The Founders and populism
James Madison, in Federalist 10, famously wrote: “[D]emocracies [he denotes direct democracies] have ever been spectacles of turbulence and contention; have ever been found incompatible with personal security, or the rights of property; and have, in general, been as short in their lives as they have been violent in their deaths.” This entire document by Madison is most instructive in its refutation of populism, which he considers poisonous. He writes that “a republic, by which I mean a government in which the scheme of representation takes place, opens up a different prospect, and promises the cure [for democracy or populism] for which we are seeking.”[2] Legislatures, though imperfect, tend to represent, when taken altogether, the interest of the wider citizenry, not just the voice of “the people” and, more importantly, they tend to offer a more cool, deliberate verdict than the recently distempered masses on the issues that confront them. Ironically, when populists attack Congress as élites, they are assaulting the very government branch that the Founders inserted to keep a single élite or a cabal of élites, deputized by populists, from tyrannizing society.

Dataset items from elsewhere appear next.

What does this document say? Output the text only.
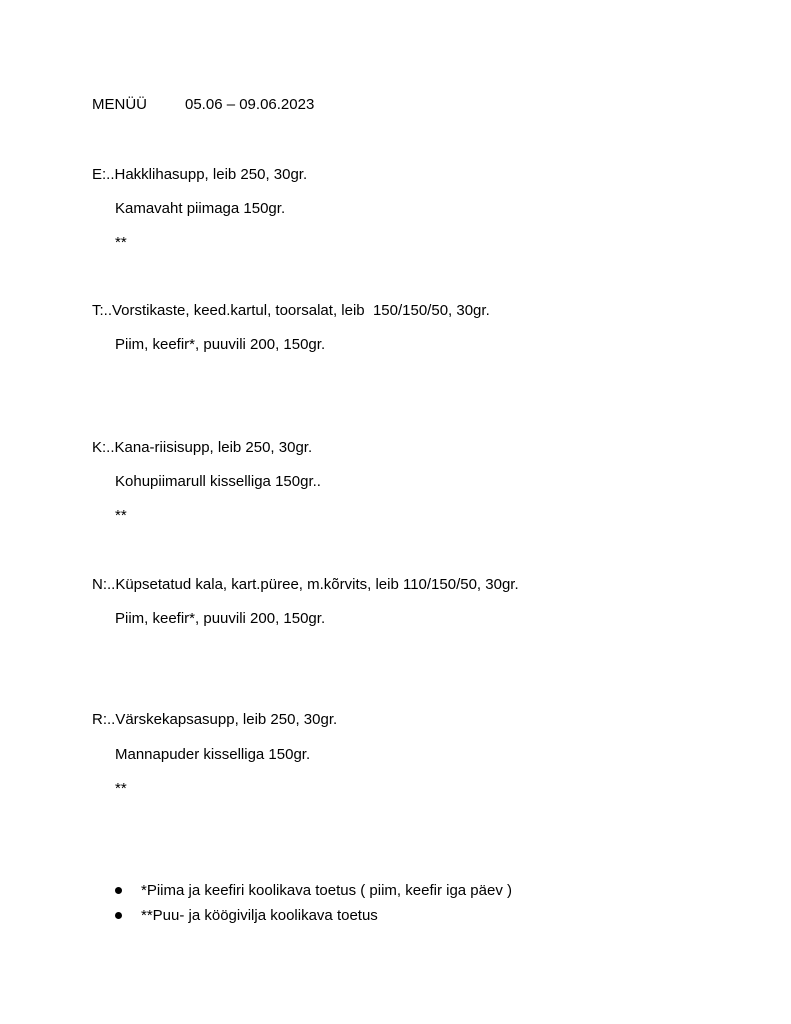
MENÜÜ	05.06 – 09.06.2023
E:..Hakklihasupp, leib 250, 30gr.
Kamavaht piimaga 150gr.
**
T:..Vorstikaste, keed.kartul, toorsalat, leib  150/150/50, 30gr.
Piim, keefir*, puuvili 200, 150gr.
K:..Kana-riisisupp, leib 250, 30gr.
Kohupiimarull kisselliga 150gr..
**
N:..Küpsetatud kala, kart.püree, m.kõrvits, leib 110/150/50, 30gr.
Piim, keefir*, puuvili 200, 150gr.
R:..Värskekapsasupp, leib 250, 30gr.
Mannapuder kisselliga 150gr.
**
*Piima ja keefiri koolikava toetus ( piim, keefir iga päev )
**Puu- ja köögivilja koolikava toetus
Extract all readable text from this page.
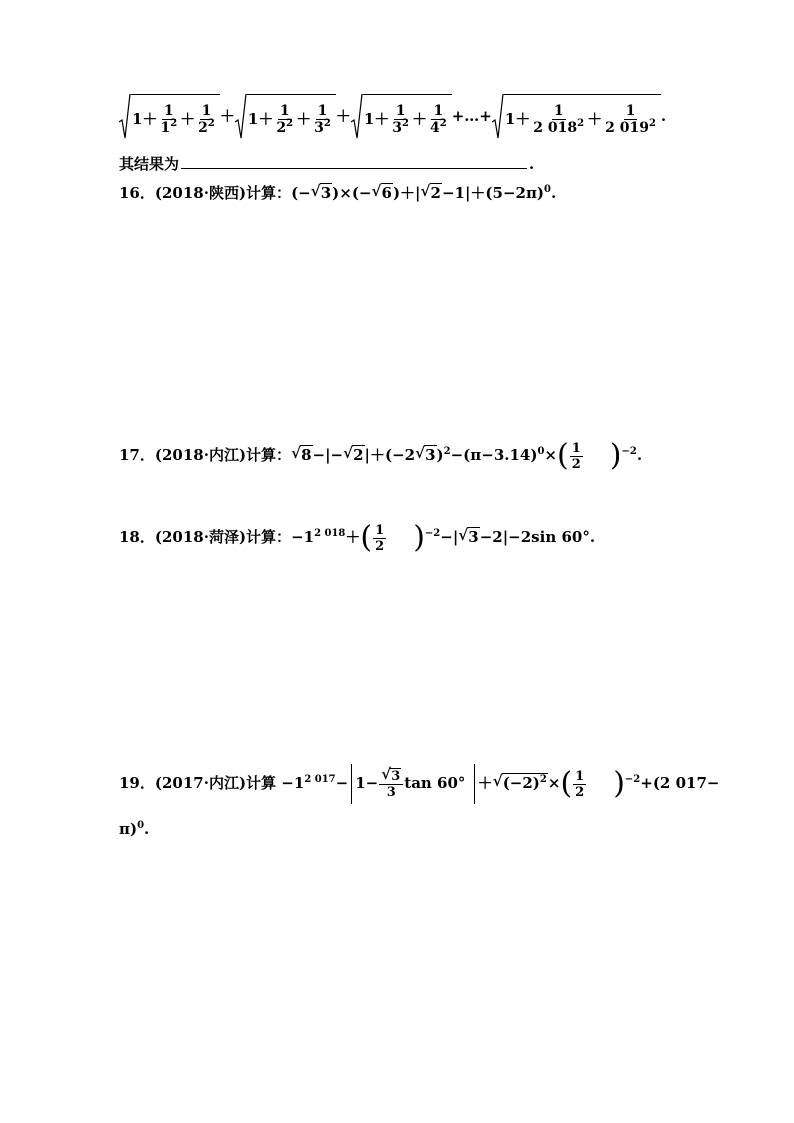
$1+ \frac{1}{1^2} + \frac{1}{2^2} + 1+ \frac{1}{2^2} + \frac{1}{3^2} + 1+ \frac{1}{3^2} + \frac{1}{4^2}$ +…+ $1+ \frac{1}{2 018^2} + \frac{1}{2 019^2}$ .
其结果为	.
16．(2018·陕西)计算：(− √ 3)×(− √ 6)＋| √ $2-1|+(5-2\pi)^0$.
17．(2018·内江)计算： √ 8−|− √ 2|＋(−2 √ $3)^2-(\pi-3.14)^0\times( \frac{1}{2} )^{-2}$.
18．(2018·菏泽)计算：$-1^{2 018}+( \frac{1}{2} )^{-2}-|$ √ 3−2|−2sin 60°.
19．(2017·内江)计算 $-1^{2 017}- 1- \frac{√ 3}{3}$ tan 60° ＋ √ $(-2)^2\times( \frac{1}{2} )^{-2}+(2$ 017−
π)$^0$.
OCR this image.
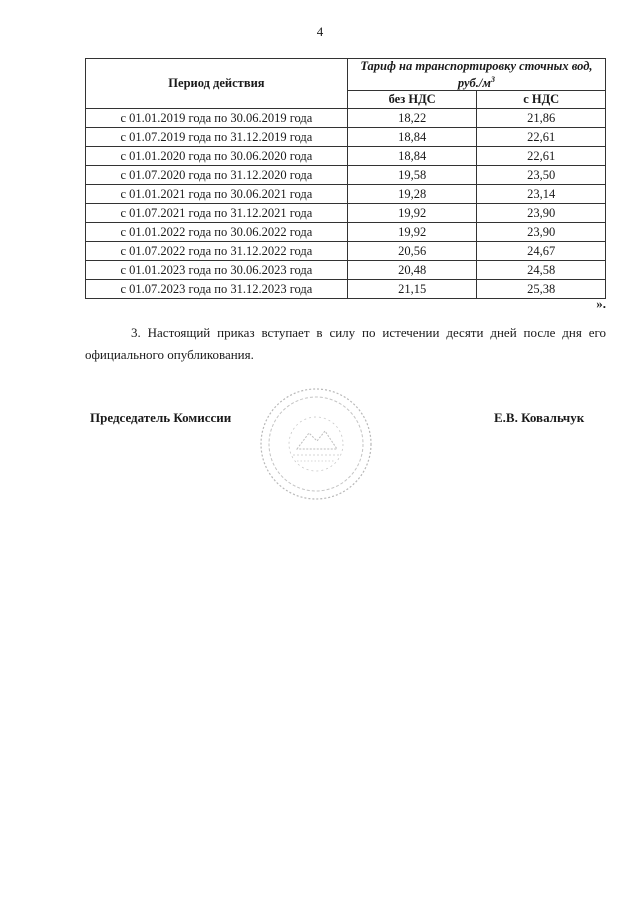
4
Период действия	Тариф на транспортировку сточных вод, $руб./м^3$
	без НДС	с НДС
с 01.01.2019 года по 30.06.2019 года	18,22	21,86
с 01.07.2019 года по 31.12.2019 года	18,84	22,61
с 01.01.2020 года по 30.06.2020 года	18,84	22,61
с 01.07.2020 года по 31.12.2020 года	19,58	23,50
с 01.01.2021 года по 30.06.2021 года	19,28	23,14
с 01.07.2021 года по 31.12.2021 года	19,92	23,90
с 01.01.2022 года по 30.06.2022 года	19,92	23,90
с 01.07.2022 года по 31.12.2022 года	20,56	24,67
с 01.01.2023 года по 30.06.2023 года	20,48	24,58
с 01.07.2023 года по 31.12.2023 года	21,15	25,38
».
3. Настоящий приказ вступает в силу по истечении десяти дней после дня его официального опубликования.
Председатель Комиссии	Е.В. Ковальчук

In the case of Trump, he channels and propels populist rage, promises unilateral changes only his machismo can deliver, exhibits no interest in (or even knowledge of) Constitutional limitations, and dangerously tolerates violence against his opponents. In other words, he is an aspiring populist dictator.
Conclusion
Claiming virtuously to speak on behalf “of the people” while deriding all opponents as venal, incompetent, corrupt, lying élites is the mark of an aspiring tyrant.
Whatever your view of democracy, of the supposed purity of the desires and aspirations of “the common man,” be assured of this: populism is not an antidote to elitism. It is both a magnet to and fuel for the most power-hungry élites in any society.